As Paint by DS is a painting sim, you can't undo your actions if you make a mistake. However, there are realistic painting techniques that you can use to help adapt your painting as you go along. For example, if the colour you apply to the canvas is too strong you can add water to the area to thin the paint out. This technique is also useful for re-creating a washed-out look to areas of water or sky.

Given this level of accuracy it can take at least an hour to complete a painting, and maybe even double that at first. However, the game does let you save your work in progress so you can come back and apply details at a later date. To this end, you can zoom in on the picture and use finer brushes to give the painting a professional touch. The top screen of the DS is used to display what the original painting looks like, but you can take some artistic license and adapt or embellish as you see fit.

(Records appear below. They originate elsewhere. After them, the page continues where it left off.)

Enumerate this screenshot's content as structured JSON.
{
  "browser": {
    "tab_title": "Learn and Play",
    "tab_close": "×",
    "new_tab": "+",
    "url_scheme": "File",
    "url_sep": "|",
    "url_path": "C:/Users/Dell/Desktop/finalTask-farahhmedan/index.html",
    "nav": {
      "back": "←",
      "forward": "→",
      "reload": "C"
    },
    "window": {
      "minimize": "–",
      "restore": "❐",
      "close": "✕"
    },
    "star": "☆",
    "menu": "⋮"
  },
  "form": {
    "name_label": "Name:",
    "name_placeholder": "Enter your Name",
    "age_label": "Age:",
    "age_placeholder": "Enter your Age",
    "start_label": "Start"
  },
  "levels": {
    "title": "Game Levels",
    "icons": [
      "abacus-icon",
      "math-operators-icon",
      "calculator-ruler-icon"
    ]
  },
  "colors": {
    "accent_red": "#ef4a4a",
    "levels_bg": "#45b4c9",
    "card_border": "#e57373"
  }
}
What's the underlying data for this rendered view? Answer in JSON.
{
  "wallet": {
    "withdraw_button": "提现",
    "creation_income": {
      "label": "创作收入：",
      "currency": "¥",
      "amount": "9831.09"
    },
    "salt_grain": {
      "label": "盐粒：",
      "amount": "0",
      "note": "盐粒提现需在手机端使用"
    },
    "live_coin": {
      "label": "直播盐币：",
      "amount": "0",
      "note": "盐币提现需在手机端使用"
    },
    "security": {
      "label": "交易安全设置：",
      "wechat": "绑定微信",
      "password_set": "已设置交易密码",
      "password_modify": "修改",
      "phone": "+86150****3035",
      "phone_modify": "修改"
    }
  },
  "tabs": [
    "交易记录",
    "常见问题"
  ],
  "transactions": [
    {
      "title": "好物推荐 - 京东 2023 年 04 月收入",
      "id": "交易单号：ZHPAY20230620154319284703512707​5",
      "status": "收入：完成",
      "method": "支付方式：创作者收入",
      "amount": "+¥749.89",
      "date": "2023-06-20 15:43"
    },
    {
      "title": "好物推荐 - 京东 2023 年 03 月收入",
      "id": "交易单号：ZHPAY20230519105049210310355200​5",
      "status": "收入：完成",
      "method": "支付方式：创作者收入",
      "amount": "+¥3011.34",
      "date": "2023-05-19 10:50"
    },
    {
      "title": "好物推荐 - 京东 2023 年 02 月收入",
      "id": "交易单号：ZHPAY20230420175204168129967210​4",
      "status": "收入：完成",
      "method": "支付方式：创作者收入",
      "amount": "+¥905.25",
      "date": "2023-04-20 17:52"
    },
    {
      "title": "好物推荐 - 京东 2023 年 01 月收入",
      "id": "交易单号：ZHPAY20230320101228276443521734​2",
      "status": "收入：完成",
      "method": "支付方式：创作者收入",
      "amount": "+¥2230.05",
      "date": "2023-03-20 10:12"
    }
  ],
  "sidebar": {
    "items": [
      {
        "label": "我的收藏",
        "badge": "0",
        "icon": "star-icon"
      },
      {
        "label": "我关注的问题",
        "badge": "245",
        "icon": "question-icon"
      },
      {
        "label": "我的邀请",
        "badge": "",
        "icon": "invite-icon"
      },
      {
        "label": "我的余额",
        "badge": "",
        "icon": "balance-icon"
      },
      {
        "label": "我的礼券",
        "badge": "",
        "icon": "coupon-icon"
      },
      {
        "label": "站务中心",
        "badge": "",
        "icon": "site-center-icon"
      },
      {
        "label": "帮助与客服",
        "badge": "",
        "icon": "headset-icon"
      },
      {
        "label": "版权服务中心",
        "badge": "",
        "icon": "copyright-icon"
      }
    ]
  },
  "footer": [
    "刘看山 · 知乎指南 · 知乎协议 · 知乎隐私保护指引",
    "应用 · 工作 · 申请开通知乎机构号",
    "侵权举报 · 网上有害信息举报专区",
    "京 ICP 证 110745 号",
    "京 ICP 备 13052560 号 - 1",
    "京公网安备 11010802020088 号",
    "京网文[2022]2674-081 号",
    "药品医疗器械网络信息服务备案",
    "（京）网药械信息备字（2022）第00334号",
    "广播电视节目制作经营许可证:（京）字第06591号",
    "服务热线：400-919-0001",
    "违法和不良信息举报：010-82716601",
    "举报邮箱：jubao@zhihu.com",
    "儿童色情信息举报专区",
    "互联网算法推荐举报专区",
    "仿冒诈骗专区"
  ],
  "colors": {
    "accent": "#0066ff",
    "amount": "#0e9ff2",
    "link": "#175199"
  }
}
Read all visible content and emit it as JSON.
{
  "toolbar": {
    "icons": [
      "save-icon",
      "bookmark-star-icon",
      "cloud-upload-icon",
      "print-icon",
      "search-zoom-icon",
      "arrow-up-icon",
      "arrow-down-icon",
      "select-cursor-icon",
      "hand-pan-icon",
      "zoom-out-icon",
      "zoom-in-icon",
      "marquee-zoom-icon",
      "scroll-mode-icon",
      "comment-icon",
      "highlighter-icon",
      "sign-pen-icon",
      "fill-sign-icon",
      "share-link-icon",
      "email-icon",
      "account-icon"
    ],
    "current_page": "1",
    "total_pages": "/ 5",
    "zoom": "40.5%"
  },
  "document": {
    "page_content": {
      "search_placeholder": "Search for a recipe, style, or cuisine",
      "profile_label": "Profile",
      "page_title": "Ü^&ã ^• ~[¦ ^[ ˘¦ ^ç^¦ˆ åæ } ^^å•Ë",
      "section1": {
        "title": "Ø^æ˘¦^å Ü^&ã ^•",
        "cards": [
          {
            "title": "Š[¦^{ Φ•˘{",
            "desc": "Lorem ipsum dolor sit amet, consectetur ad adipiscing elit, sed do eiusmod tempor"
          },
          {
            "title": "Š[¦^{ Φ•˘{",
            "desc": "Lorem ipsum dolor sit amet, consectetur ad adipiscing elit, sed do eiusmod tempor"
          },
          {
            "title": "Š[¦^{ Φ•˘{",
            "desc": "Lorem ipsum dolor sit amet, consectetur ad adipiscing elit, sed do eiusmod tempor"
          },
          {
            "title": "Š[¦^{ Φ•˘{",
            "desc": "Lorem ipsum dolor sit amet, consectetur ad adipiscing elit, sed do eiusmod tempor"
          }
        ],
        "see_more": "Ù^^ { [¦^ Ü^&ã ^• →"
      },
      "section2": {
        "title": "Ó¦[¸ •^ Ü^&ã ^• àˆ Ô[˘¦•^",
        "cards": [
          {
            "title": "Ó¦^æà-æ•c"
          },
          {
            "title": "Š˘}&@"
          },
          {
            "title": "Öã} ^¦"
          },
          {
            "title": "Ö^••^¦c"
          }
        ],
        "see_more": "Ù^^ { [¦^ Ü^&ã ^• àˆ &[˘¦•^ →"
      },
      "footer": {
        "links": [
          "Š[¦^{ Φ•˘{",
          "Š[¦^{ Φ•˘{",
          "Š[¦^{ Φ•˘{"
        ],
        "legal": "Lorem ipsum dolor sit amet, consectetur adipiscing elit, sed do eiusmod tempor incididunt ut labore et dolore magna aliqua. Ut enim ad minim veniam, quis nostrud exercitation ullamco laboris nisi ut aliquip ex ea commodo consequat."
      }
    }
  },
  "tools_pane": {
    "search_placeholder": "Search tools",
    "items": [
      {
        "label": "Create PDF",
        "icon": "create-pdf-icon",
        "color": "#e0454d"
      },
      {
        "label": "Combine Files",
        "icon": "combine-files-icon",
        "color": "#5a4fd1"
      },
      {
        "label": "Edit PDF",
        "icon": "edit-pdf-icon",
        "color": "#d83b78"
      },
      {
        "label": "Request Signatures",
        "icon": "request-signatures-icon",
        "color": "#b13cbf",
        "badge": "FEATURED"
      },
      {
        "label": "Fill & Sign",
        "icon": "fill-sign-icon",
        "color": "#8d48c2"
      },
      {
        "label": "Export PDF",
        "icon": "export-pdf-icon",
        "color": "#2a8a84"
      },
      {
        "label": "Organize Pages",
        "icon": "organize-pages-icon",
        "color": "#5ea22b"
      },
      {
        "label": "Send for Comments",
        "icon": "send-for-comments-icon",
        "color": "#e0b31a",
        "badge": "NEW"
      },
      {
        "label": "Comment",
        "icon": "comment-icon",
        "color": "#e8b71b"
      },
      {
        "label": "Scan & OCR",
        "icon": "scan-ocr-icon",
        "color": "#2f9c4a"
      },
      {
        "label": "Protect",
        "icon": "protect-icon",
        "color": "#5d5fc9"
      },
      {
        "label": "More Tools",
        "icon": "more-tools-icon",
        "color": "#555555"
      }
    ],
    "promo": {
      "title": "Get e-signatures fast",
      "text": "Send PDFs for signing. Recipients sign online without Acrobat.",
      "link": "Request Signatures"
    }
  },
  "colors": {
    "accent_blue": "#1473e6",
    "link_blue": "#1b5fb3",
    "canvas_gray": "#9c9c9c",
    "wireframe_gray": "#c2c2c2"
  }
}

Once you've completed your painting to a satisfactory level, you can choose to place your signature anywhere on the work and then enter it into the virtual gallery. Like any artist, though, you're going to have to take criticism, and the in-game expert will dish out an appraisal of your work in terms of accuracy and colour.

In addition to the painting exercises, there are four minigames to give you a break from all the aspiring artistry. These include a whack-a-mole-style game and a maze where you must guide a pixel around without touching the sides. There's also a colour-memory game, plus a take on block-puzzle games featuring a picture of Hokusai's "The Great Wave."

Hokusai's
Hokusai's "The Great Wave" is the basis for the block puzzle game, just one of the four bonus games on offer in Paint by DS.

Paint by DS looks like it will be incredibly simple in terms of design, but painting enthusiasts may well find enjoyment and longevity within it. It's a shame that there are no wireless features, as a multiplayer paint-off would have been welcome, but the minigames should provide a pleasant distraction from the intensity of the painting. The full game is due out later this month, so aspiring artists don't have long to wait to hone their digital skills.